Somewhere along its evolution this jellyfish-turned-parasite got really strange

Myxozoa
On the left are one type of Myxozoan-- spores of Kudoa iwatai--microorganisms recently reclassified as a member of the same group that includes jellyfish like the Aurelia aurita (moon jelly) on the right. Left photo: A. Diamant. Right photo: P, Cartwright

Parasites are weird and often unsettling: Some are good at mind-control, some alter their hosts for their own benefit, some can even have positive side effects. But a new parasite discovery recently upset evolutionary biologists’ understanding of life itself. Or at least, how they classify life.

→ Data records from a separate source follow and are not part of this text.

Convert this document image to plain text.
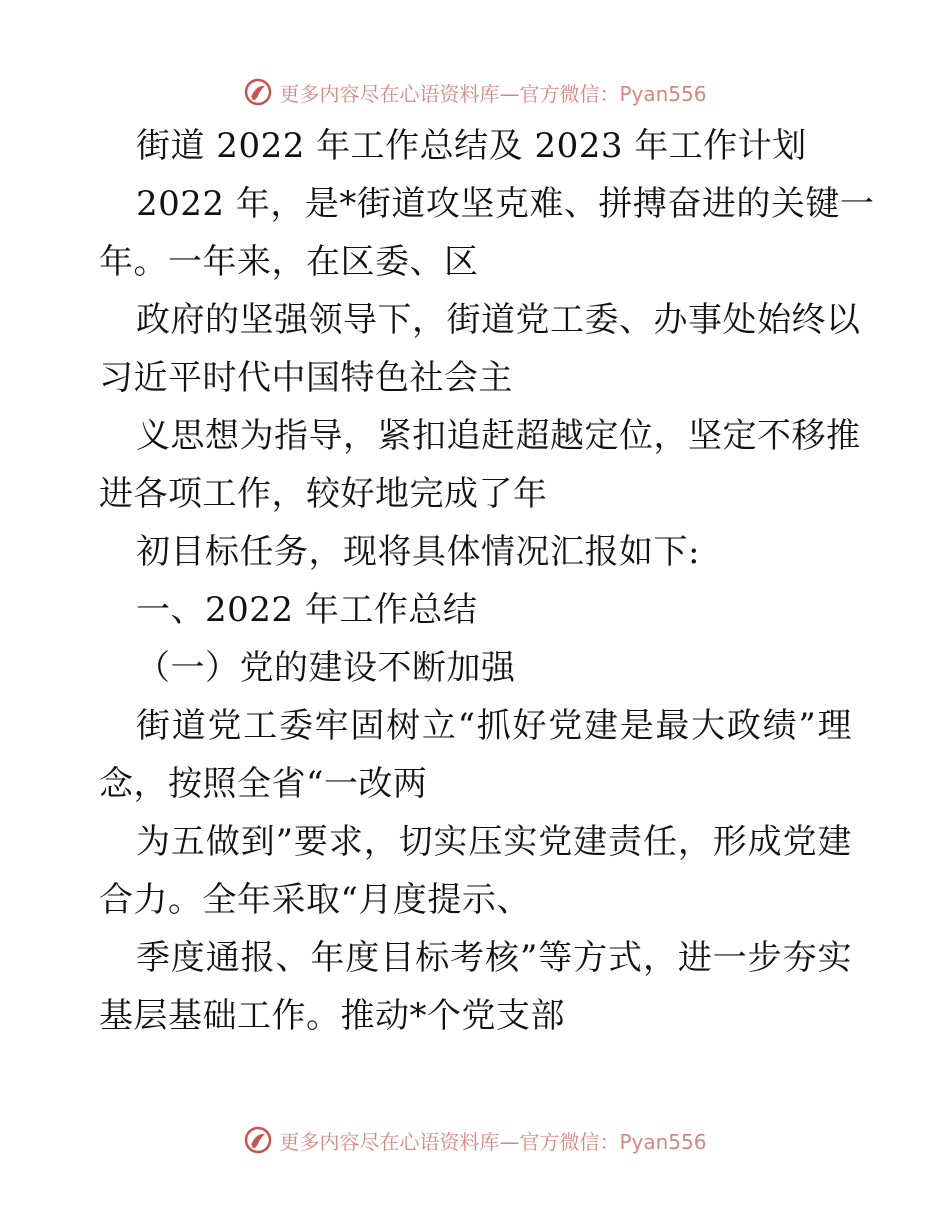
更多内容尽在心语资料库—官方微信：Pyan556
街道 2022 年工作总结及 2023 年工作计划
2022 年，是*街道攻坚克难、拼搏奋进的关键一
年。一年来，在区委、区
政府的坚强领导下，街道党工委、办事处始终以
习近平时代中国特色社会主
义思想为指导，紧扣追赶超越定位，坚定不移推
进各项工作，较好地完成了年
初目标任务，现将具体情况汇报如下:
一、2022 年工作总结
（一）党的建设不断加强
街道党工委牢固树立“抓好党建是最大政绩”理
念，按照全省“一改两
为五做到”要求，切实压实党建责任，形成党建
合力。全年采取“月度提示、
季度通报、年度目标考核”等方式，进一步夯实
基层基础工作。推动*个党支部
更多内容尽在心语资料库—官方微信：Pyan556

A group of parasites that scientists formerly thought were protists—a huge category of microorganisms—are actually members of Cnidaria, the phylum that includes jellyfish and coral. Somewhere along the evolutionary line, the recently re-classified parasites, myxozoans, left behind all forms of mouths, guts or ability to survive outside of a host, according to a press release from the University of Kansas

During this evolutionary cleanse, they also pared down most of their genes. The average myxozoan genome is about 20 to 40 times smaller than that of an average jellyfish, Paulyn Cartwright explains in the release. Cartwright is an evolutionary biologist and an author of a new paper that reclassifies the creatures, recently published in Proceedings of the National Academy of Sciences.

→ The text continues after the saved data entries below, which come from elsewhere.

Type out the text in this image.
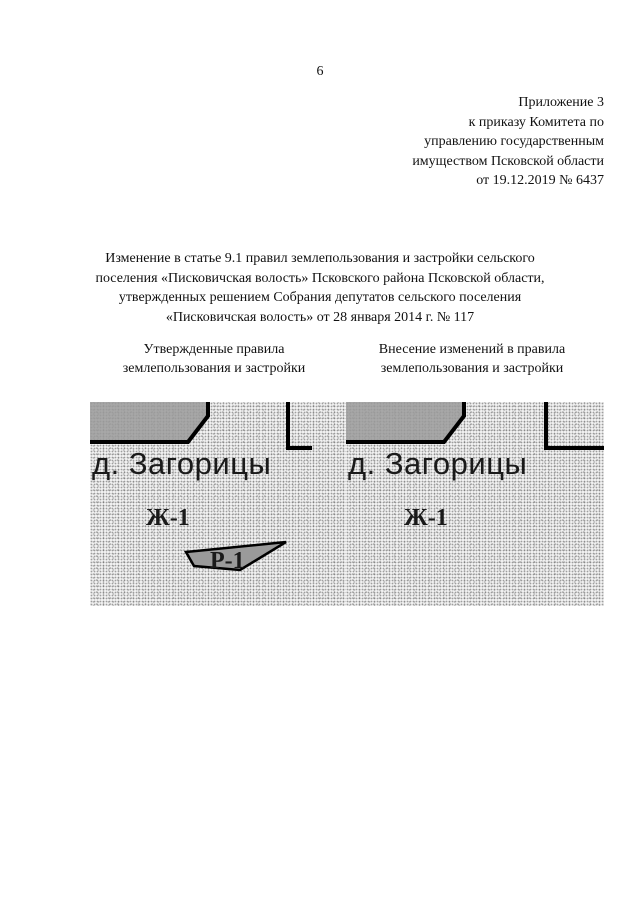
6
Приложение 3
к приказу Комитета по
управлению государственным
имуществом Псковской области
от 19.12.2019 № 6437
Изменение в статье 9.1 правил землепользования и застройки сельского
поселения «Писковичская волость» Псковского района Псковской области,
утвержденных решением Собрания депутатов сельского поселения
«Писковичская волость» от 28 января 2014 г. № 117
Утвержденные правила
землепользования и застройки
Внесение изменений в правила
землепользования и застройки
д. Загорицы
Ж-1
Р-1
д. Загорицы
Ж-1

"Because they’re so weird, it’s difficult to imagine they were jellyfish," she says in the release. But they did retain one key feature: Myxozoans still have a complex structure that looks like the stinging cells of jellyfish, called a nematocyst, that Cartwright calls "little firing weapons." 

The creatures are so small (only 10 to 20 microns) that scientists originally thought they were single-celled organisms, but at their largest life stage they do consist of a handful of cells.

But before you panic about potential dangers, their hosts are fish. Also, not all parasites kill their hosts. Most myxozoans live in harmony with fish—only needing them to pass the infection on to the next generation.

Yet a few species do cause disease that can cause trouble for aquaculturists hoping to raise fish for human food. "Whirling disease" is one myxozoan infection that can cause neurological problems and skeletal deformation in young fish that forces them to swim in a corkscrew-like pattern. Other myxozoans can create cysts in muscle tissue that makes it unattractive or soft and watery.

The researchers aren’t sure what caused the parasites to change so drastically from their jellyfish-like ancestors, but they are interested in finding out more. "Myxozoa absolutely redefines what we think of as animal," says Cartwright in the press release. She also suspects that it might not be the only microscopic animal out there. "If it can happen once in evolution, it certainly can happen again."